Investigation reveals the patient received a unit intended for another patient with a similar name; the bedside identity check had been performed against the prescription chart only, not against the patient and the unit's compatibility label. The patient recovers with supportive care.

DISCUSSION POINTS

  • Where in the chain from sampling to administration did the error occur, and how does a correct bedside check prevent it?
  • What system and human-factors changes reduce the risk of wrong-patient transfusion?
  • How should this serious adverse event be documented, reported and disclosed to the patient?

Group Task Assignments

  • Produce a one-page bedside transfusion checklist covering consent, positive patient identification, observation schedule and the actions to take if a reaction occurs.
  • Prepare a short teaching summary contrasting the five major acute transfusion reactions by timing, key features and immediate management.
  • Draft a patient-friendly explanation of why blood is tested and why voluntary donation matters, suitable for counselling a patient or family member.

Learning Issues

Research these questions and bring your findings to the discussion.

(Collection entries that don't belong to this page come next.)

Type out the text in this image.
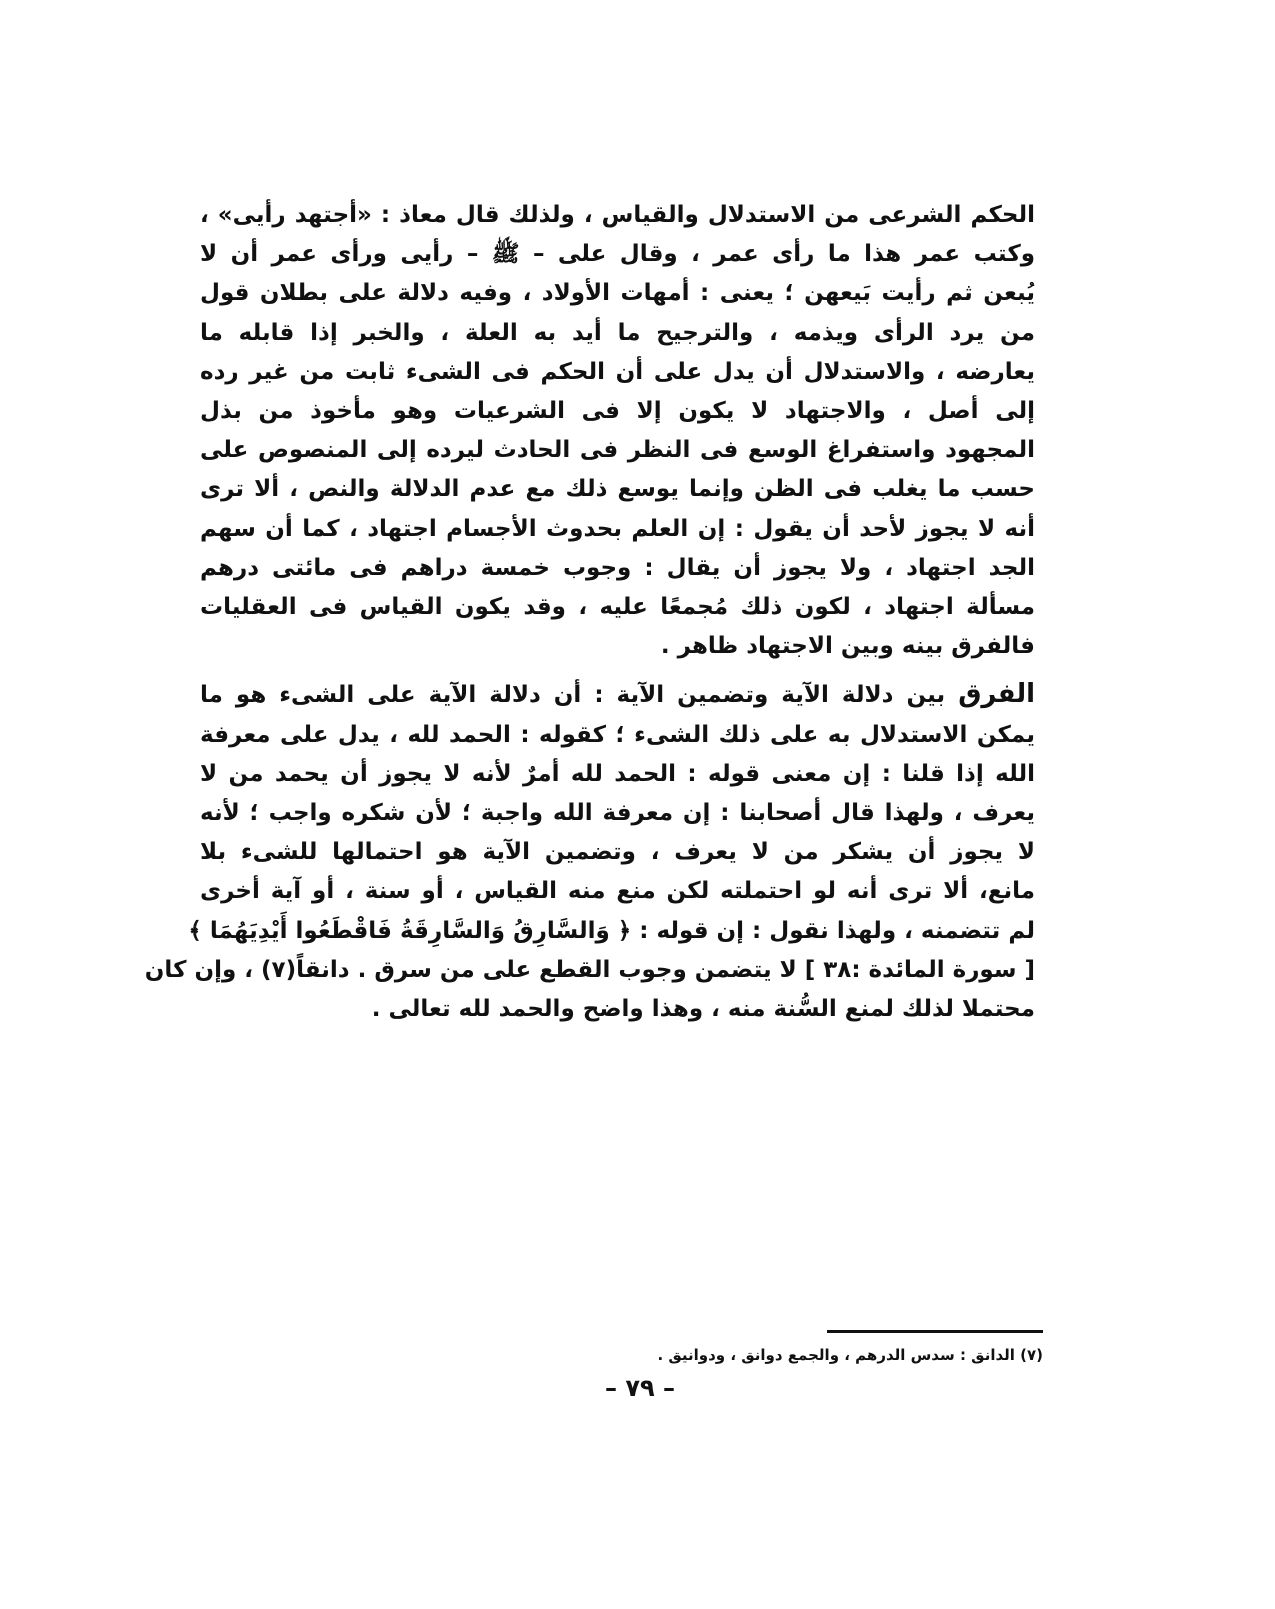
الحكم الشرعى من الاستدلال والقياس ، ولذلك قال معاذ : «أجتهد رأيى» ،
وكتب عمر هذا ما رأى عمر ، وقال على – ﷺ – رأيى ورأى عمر أن لا
يُبعن ثم رأيت بَيعهن ؛ يعنى : أمهات الأولاد ، وفيه دلالة على بطلان قول
من يرد الرأى ويذمه ، والترجيح ما أيد به العلة ، والخبر إذا قابله ما
يعارضه ، والاستدلال أن يدل على أن الحكم فى الشىء ثابت من غير رده
إلى أصل ، والاجتهاد لا يكون إلا فى الشرعيات وهو مأخوذ من بذل
المجهود واستفراغ الوسع فى النظر فى الحادث ليرده إلى المنصوص على
حسب ما يغلب فى الظن وإنما يوسع ذلك مع عدم الدلالة والنص ، ألا ترى
أنه لا يجوز لأحد أن يقول : إن العلم بحدوث الأجسام اجتهاد ، كما أن سهم
الجد اجتهاد ، ولا يجوز أن يقال : وجوب خمسة دراهم فى مائتى درهم
مسألة اجتهاد ، لكون ذلك مُجمعًا عليه ، وقد يكون القياس فى العقليات
فالفرق بينه وبين الاجتهاد ظاهر .
الفرق بين دلالة الآية وتضمين الآية : أن دلالة الآية على الشىء هو ما
يمكن الاستدلال به على ذلك الشىء ؛ كقوله : الحمد لله ، يدل على معرفة
الله إذا قلنا : إن معنى قوله : الحمد لله أمرٌ لأنه لا يجوز أن يحمد من لا
يعرف ، ولهذا قال أصحابنا : إن معرفة الله واجبة ؛ لأن شكره واجب ؛ لأنه
لا يجوز أن يشكر من لا يعرف ، وتضمين الآية هو احتمالها للشىء بلا
مانع، ألا ترى أنه لو احتملته لكن منع منه القياس ، أو سنة ، أو آية أخرى
لم تتضمنه ، ولهذا نقول : إن قوله : ﴿ وَالسَّارِقُ وَالسَّارِقَةُ فَاقْطَعُوا أَيْدِيَهُمَا ﴾
[ سورة المائدة :٣٨ ] لا يتضمن وجوب القطع على من سرق . دانقاً(٧) ، وإن كان
محتملا لذلك لمنع السُّنة منه ، وهذا واضح والحمد لله تعالى .
(٧) الدانق : سدس الدرهم ، والجمع دوانق ، ودوانيق .
– ٧٩ –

  1. [SU3.1] What are the indications for each blood component and the mechanisms, features and management of the major transfusion complications?
  2. [SU3.2] What is the correct step-by-step procedure for observing a transfusion, including baseline and post-start observations and bedside identity verification?
  3. [SU3.3] How should a clinician counsel a patient for transfusion consent and counsel relatives about voluntary blood donation?